Working with LAPACK has given us an opportunity to go back and rethink some of the algorithms. How accurately can we solve NA problems (Demmel and Kahan 1988)? The answer depends on the accuracy of the input data and how much we are willing to spend:

• If the input data is exact, we can ask for a (nearly) correctly rounded answer—generally done only for +, *, /, , and cos.

• If the input H is uncertain in a normwise sense (true input = H + dH , where ||dH || / ||H || is small), the conventional backward stable algorithm is suitable; it is the usual approach to linear algebra, it does not respect sparsity structure, and it does not respect scaling.

• If the input H is uncertain in a component-wise relative sense (true input = H + dH , where max_i,j |dH_ij | / |H_ij | is small), it does respect sparsity, it does respect scaling, but it does need new algorithms, perturbation theory, and error analysis.

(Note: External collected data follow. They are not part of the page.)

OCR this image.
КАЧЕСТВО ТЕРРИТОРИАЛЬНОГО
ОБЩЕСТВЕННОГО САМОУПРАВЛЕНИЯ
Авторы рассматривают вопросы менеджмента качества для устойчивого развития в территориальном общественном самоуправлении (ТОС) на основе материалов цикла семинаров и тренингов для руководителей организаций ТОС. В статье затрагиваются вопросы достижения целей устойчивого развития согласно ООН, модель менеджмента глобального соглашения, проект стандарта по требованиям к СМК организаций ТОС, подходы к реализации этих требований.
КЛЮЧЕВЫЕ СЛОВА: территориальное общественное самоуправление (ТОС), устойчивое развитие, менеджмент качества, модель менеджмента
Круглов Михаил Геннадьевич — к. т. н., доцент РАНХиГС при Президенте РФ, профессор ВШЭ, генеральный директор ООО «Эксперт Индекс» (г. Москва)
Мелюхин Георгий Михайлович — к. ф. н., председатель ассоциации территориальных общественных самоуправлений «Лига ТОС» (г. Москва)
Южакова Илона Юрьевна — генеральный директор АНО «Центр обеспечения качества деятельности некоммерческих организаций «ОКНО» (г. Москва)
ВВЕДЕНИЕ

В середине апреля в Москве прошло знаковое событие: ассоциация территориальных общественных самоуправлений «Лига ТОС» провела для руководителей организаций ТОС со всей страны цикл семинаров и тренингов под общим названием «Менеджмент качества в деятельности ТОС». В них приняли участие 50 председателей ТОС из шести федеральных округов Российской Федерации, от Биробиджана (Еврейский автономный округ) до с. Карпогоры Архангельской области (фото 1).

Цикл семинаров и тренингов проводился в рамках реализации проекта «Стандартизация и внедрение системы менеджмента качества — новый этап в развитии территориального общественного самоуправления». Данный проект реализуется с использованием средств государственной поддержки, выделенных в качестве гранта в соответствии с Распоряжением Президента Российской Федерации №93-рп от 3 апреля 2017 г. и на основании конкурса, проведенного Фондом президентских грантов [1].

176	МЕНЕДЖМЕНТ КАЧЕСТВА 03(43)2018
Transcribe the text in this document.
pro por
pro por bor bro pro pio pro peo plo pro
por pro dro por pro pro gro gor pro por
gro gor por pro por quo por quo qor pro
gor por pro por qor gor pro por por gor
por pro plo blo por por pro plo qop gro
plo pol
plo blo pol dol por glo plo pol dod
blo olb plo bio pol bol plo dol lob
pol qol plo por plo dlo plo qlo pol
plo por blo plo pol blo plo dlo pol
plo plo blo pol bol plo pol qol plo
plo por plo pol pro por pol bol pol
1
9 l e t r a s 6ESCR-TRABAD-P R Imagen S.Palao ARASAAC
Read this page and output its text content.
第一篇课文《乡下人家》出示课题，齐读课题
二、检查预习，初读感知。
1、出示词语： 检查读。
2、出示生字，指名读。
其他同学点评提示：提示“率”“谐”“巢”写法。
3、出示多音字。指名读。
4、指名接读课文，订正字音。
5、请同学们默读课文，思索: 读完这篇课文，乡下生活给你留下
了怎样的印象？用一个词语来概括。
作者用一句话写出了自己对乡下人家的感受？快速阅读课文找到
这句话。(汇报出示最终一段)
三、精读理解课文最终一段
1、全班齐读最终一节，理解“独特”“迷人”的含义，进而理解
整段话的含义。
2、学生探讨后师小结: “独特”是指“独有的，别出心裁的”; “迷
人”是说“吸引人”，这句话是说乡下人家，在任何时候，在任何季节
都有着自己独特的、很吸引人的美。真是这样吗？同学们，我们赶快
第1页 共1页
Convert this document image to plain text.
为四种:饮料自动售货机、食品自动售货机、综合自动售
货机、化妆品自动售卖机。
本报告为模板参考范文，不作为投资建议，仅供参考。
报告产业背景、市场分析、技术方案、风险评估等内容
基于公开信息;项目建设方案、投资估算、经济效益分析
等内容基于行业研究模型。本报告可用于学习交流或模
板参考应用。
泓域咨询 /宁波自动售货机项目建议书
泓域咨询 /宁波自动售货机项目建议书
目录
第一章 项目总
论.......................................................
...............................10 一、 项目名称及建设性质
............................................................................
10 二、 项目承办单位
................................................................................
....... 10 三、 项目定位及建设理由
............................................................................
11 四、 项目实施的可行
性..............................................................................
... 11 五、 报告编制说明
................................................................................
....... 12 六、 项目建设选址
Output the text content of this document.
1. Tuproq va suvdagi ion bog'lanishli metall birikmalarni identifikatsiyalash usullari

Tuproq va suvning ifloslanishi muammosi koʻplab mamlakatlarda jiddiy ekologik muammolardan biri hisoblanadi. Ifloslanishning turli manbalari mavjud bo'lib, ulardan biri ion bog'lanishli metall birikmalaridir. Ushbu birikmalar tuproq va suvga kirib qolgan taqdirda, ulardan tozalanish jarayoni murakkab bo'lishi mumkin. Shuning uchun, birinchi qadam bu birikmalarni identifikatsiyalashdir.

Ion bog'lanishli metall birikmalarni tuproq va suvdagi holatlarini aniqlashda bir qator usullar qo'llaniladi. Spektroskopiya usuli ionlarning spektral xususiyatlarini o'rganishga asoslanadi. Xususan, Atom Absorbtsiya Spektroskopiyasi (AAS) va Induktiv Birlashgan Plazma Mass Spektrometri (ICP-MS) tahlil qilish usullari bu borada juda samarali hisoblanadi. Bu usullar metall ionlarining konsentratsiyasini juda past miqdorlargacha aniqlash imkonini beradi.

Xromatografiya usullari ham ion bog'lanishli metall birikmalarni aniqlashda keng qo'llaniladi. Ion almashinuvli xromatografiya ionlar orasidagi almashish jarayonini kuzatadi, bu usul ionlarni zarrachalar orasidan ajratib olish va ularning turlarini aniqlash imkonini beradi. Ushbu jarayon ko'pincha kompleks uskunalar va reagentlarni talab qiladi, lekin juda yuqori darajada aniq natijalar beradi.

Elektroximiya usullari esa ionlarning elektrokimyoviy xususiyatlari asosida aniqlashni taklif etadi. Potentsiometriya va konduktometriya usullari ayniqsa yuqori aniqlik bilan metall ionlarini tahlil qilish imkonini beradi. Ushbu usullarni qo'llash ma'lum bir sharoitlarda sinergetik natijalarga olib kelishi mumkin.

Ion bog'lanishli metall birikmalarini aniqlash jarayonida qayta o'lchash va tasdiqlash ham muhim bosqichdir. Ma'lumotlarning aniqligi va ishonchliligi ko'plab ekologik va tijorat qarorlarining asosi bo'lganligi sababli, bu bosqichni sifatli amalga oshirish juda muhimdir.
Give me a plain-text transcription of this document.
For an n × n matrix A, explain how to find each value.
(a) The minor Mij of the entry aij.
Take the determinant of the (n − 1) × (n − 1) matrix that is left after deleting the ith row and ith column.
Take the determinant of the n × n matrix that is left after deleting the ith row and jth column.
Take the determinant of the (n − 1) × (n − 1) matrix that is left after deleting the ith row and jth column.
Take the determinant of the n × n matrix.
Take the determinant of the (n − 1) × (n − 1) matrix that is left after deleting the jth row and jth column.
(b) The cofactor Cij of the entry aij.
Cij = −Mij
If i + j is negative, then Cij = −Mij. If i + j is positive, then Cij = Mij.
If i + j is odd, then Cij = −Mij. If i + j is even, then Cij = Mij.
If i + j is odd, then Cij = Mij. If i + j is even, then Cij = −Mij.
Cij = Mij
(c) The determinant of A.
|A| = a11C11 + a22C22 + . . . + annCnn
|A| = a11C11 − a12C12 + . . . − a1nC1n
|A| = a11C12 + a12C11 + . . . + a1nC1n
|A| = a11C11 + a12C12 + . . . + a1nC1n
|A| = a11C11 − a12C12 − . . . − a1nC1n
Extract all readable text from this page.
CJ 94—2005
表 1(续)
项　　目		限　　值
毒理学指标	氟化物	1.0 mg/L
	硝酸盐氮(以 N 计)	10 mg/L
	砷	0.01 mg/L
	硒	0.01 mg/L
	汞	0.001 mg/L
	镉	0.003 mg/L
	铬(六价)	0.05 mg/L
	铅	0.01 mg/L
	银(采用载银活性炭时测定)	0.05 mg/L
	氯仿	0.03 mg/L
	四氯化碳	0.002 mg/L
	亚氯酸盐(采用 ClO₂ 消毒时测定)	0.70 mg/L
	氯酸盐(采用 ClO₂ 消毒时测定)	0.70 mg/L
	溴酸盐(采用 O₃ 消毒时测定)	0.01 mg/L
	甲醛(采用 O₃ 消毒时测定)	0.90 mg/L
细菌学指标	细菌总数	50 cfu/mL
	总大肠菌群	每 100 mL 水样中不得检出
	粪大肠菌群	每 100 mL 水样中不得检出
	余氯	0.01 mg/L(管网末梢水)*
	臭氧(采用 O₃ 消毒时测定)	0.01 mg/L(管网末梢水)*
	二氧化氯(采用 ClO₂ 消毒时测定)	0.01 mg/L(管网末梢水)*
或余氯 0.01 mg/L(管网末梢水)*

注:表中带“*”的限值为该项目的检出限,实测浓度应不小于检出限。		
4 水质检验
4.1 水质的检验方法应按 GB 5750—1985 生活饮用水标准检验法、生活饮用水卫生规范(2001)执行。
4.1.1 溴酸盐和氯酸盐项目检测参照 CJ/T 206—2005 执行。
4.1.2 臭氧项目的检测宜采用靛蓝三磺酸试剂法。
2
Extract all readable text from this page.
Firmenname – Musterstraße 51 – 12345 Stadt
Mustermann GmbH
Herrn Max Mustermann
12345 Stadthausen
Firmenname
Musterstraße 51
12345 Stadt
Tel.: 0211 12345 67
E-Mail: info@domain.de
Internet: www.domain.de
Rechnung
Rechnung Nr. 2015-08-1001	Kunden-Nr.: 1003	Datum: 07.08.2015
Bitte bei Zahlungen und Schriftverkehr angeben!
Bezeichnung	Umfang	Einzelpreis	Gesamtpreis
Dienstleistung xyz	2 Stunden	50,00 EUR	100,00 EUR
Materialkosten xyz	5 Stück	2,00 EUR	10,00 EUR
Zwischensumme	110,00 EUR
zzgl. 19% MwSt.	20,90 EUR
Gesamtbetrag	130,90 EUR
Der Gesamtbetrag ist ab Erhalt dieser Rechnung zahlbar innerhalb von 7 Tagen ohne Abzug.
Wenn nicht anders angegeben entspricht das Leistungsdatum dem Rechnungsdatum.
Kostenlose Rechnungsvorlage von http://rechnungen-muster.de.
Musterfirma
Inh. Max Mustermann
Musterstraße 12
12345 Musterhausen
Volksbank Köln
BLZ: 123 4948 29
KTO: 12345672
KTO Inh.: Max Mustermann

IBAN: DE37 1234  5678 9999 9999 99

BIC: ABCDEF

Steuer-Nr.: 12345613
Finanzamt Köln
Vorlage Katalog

In the end, we have new convergence criteria, better convergence criteria, and better error bounds. We also enhance performance because we now terminate the iteration in a much quicker way.

Tools

Our work in algorithm design has been supported by tool development projects throughout the country. Of particular note are the projects at Rice University and the University of Illinois. Other projects help in terms of what we might call logic or performance debugging of the algorithms—trying to understand what the algorithms are doing when they run on parallel machines. The objective here is to give the implementor a better feeling for where to focus attention and to show precisely what the algorithm is doing while it is executing on parallel machines (Dongarra, Brewer, et al. 1990).

Testing

Testing and timing have been an integral part of the LAPACK project. Software testing is required to verify new machine-specific versions. Software timing is needed to measure the efficiency of the LAPACK routines and to compare new algorithms and software. In both of these tasks, many vendors have helped us along the way by implementing basic routines on various machines and providing essential feedback (see Table 7).

The strategy we use may not be optimal for all machines. Our objective is to achieve a "best average" performance on the machines listed in Table 8. We are hoping, of course, that our strategy will also perform well

― 254 ―

Table 7. Vendor Participation
Alliant Computer Sys.	BBN Advanced Comp.
CONVEX Computer	Cray Computer
Cray Research	Digital Equipment Corp.
Encore Computer Corp.	FPS Computing
Fujitsu	Hitachi
IBM ECSEC Italy	Intel
Kendall Square Res.	MasPar
Myrias Research Corp.	NEC
Sequent Computer Sys.	Silicon Graphics
Stardent Computer	Sun Microsystems, Inc.
Supercomputer Sys., Inc.	Thinking Machines Corp.

Table 8. Target Machines (1-100 Processors)
Alliant FX/80	IBM 3090/VF
BBN TC2000	Multiflow
CONVEX C-2	Myrias
CRAY-2	NEC SX
CRAY Y-MP	RISC machines
Encore Multimax	Sequent Symmetry
Fujitsu VP	Stardent Computer
Hitachi S-820

on a wider range of machines, including the Intel iPSC, iWarp, MasPar, nCUBE, Thinking Machines, and Transputer-based computers.